In quello che è una sorta di pronto soccorso galleggiante, i migranti vengono visitati da medici qualificati a diagnosticare e curare le patologie che tipicamente affliggono chi affronta viaggi in mare in condizioni disumane: ustioni, disidratazione, problemi cardiovascolari o legati a parto o gestazione. Dopo i controlli sanitari, i migranti vengono vestiti e sfamati, in attesa che intervengano le navi della Marina. Fino all’anno scorso, la Phoenix non era autorizzata agli accompagnamenti in porto, ma con l’aumento delle partenze dalle coste africane anche la nave della ong è diventata pienamente operativa. Il 16 maggio scorso, in 405 sono arrivati a Messina grazie alla nave maltese.

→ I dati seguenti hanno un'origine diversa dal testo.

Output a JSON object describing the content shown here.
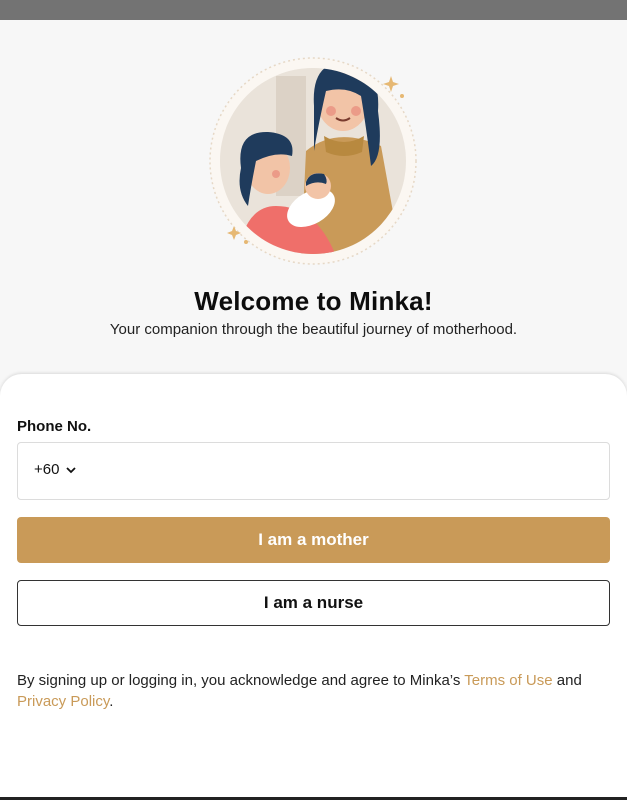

All’aumento delle responsabilità e dei compiti, è corrisposta anche la necessità di trovare finanziamenti per un progetto inizialmente basato solo sulla generosità dei coniugi. Diversi imprenditori – come il tedesco Jürgen Wagentrotz che si occupa della fornitura del carburante – hanno scelto di affiancarli, quanto meno economicamente, e foraggiare la missione che divora circa 500mila euro al mese, ma il progetto di Regina e Christopher Catrambone, che ha nell’ex Capo di Stato Maggiore di Malta il suo direttore operativo, è stato riconosciuto valido anche da una storica ong come Medici senza Frontiere. La storica ong non solo ha contribuito con un milione e 400mila euro al finaziamento delle missioni di soccorso, ma ha di recente stretto una partnership con il Moas. Per i prossimi sei mesi, Msf si occuperà di fornire lo stock di materiale medico e un team a bordo della Phoenix composto da due medici e un’infermiera, che si occuperanno della prima assistenza. È la prima volta che un’organizzazione internazionale come Medici senza frontiere si occupa del soccorso in mare dei migranti, e lo scorso 3 maggio, a meno di 24 ore dall’avvio della missione congiunta, ha portato a termine insieme al MOAS la sua prima operazione di soccorso nel Mediterraneo. Insieme, hanno tratto in salvo 369 persone, tra cui 66 donne, di cui una incinta e 45 tra bambini e neonati. Il primo di una lunga serie di interventi. Dopo solo tre settimane di attività, i numeri del MOAS parlano chiaro: sono 1.441 i migranti salvati dalle acque nel corso di sei differenti missioni di salvataggio in tutto il Mediterraneo. 1.124 uomini, 211 donne e 106 bambini che probabilmente devono la vita alla determinazione di due persone, convinte che fosse possibile fare qualcosa per aiutare il prossimo. E hanno iniziato a farlo.